Le processus de privatisation du secteur pharmaceutique enclenché par l’Etat malien dans les années 1980 a vu la création aussi bien dans les villes que dans les campagnes de dépôts de produits pharmaceutiques à côté des officines.

Toutefois, le décret n°91-106/PRM du 15 mars 1993 portant organisation des professions sanitaires en son article 54 stipule que « une autorisation d’exploiter un dépôt de produits pharmaceutiques devient caduque dans un délai d’un an à compter de la date d’ouverture d’une officine de pharmacie sise dans un rayon de 10 km à la ronde ». Aujourd’hui, cette disposition n’est pas appliquée sur le terrain au vu et au su des autorités compétentes qui n’ont pas daigné lever le petit doigt pour rétablir l’ordre dans le secteur.
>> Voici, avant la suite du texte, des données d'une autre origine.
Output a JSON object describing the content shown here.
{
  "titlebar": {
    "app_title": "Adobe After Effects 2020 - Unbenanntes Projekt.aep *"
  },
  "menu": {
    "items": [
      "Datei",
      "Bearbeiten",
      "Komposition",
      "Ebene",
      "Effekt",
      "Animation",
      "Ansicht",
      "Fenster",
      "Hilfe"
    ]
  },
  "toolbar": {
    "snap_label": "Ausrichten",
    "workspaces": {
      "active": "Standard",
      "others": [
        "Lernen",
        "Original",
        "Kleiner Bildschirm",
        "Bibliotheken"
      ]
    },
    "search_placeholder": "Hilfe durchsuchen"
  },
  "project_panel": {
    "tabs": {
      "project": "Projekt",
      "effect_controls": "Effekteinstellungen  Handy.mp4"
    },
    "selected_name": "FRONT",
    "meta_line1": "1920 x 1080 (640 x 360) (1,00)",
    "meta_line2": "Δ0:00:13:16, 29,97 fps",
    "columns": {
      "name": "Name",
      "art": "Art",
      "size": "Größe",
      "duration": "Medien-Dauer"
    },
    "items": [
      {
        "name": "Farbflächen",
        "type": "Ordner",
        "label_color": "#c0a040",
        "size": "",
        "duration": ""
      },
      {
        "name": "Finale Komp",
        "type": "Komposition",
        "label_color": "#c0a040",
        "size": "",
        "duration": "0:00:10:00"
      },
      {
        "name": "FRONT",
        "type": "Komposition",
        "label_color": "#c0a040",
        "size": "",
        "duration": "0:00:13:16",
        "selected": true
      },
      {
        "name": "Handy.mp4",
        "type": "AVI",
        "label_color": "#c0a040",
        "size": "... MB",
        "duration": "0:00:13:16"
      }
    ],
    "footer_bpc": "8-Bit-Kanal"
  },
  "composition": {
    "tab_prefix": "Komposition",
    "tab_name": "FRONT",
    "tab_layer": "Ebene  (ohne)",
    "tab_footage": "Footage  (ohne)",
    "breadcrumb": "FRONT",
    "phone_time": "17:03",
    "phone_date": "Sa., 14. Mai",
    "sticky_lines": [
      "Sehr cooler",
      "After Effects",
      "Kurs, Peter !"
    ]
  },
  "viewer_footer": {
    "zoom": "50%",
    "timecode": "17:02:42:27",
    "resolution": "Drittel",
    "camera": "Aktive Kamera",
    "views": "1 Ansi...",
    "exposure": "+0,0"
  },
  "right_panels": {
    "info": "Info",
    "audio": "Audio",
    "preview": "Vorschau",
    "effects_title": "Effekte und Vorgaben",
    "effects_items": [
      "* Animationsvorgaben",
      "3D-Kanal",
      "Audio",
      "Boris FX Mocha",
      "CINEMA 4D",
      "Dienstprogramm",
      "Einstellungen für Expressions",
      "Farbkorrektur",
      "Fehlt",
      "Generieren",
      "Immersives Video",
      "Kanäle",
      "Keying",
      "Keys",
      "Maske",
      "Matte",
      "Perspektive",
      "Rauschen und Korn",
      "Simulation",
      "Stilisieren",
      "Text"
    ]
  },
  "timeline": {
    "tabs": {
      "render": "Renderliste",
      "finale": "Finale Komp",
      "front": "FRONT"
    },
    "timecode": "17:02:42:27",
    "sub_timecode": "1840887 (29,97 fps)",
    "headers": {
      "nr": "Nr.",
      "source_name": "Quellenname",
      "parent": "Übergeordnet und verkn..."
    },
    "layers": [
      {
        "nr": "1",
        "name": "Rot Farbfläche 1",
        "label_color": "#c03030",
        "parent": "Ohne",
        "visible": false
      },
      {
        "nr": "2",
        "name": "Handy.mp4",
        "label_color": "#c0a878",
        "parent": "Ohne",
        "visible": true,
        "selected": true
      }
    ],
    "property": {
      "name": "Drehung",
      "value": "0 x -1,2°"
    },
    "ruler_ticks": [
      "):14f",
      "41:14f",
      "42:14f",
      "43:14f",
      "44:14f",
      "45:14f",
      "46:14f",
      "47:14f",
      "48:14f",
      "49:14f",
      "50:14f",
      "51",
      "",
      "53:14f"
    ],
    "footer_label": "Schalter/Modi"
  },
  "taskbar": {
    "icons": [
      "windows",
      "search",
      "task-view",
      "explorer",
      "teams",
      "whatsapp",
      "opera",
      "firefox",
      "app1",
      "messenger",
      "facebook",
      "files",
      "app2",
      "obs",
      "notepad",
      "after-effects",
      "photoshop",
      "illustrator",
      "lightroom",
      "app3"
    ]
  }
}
Indignés, de jeunes pharmaciens tirent la sonnette d’alarme devant la violation flagrante des textes portant création et fonctionnement des dépôts et officines. « Les jeunes pharmaciens cohabitent avec des dépôts de produits pharmaceutiques en situation irrégulière. Entre deux officines, il faut un minimum de 500 m. Par contre, entre une officine et un dépôt de produits pharmaceutiques, il faut un minimum de 10 km à la ronde. Au cas où c’est l’officine qui venait de trouver le dépôt dans la localité, le dépôt a 1 an pour se délocaliser. Mais les textes tranchent avec la réalité sur le terrain », explique écœuré Dr. Abdoulaye Konaré, pharmacien à Yélimané et membre du Collectif des jeunes pharmaciens. Pour lui, cette situation est voulue et entretenue par certains de leurs confrères approvisionnant des dépôts en médicaments sans se soucier des textes au grand dam des officines.

Conspiration du silence

Au-delà de la concurrence déloyale dont ils sont victimes, Dr. Konaré affirme ne pas comprendre le silence radio des autorités compétentes. « Tout le monde sait que les dépôts appartiennent à des gens de la corporation. Les autorités compétentes n’ont jamais pipé mot pour mettre le holà sur ce qui se passe. L’entêtement des dépositaires ne s’explique ni plus ni moins que par le soutien de certains qui ont en charge l’application des textes réglementaires de la profession. Il faut de la bonne foi pour faire appliquer la loi », insiste-t-il.

Pour rendre à la profession ses lettres de noblesse, Dr. Konaré appelle les autorités compétentes à l’application correcte et scrupuleuse des textes. Aux membres de la corporation, il réclame un examen de conscience. « Le métier de pharmacien n’est pas une course à l’argent. C’est d’abord assurer la bonne distribution des médicaments ».

Comme pour apporter de l’eau à son moulin, Dr.Talhata Haïdara, excédé par le comportement de ceux qui sont les fournisseurs de médicaments aux dépôts et qu’ils avaient malheureusement d’ailleurs pris pour référence, pense qu’avec « l’Initiative Bamako » les dépôts pharmaceutiques doivent mettre la clé sous la porte pour la simple et bonne raison que les centres de santé du pays disposent actuellement des médicaments génériques.

« Nous décrions l’inapplication des textes. La profession doit se préoccuper de comment absorber les jeunes pharmaciens. Le problème nous intrigue ».

Les chiffres de répartition des officines au plan national en 2002 laissaient comprendre que plus de 70 % d’entre elles étaient basées à Bamako. Naguère accusés de vouloir rester à Bamako, des jeunes pharmaciens, qui ont pris le courage de s’installer dans d’autres localités du pays, se sentent malheureusement abandonnés à leur sort.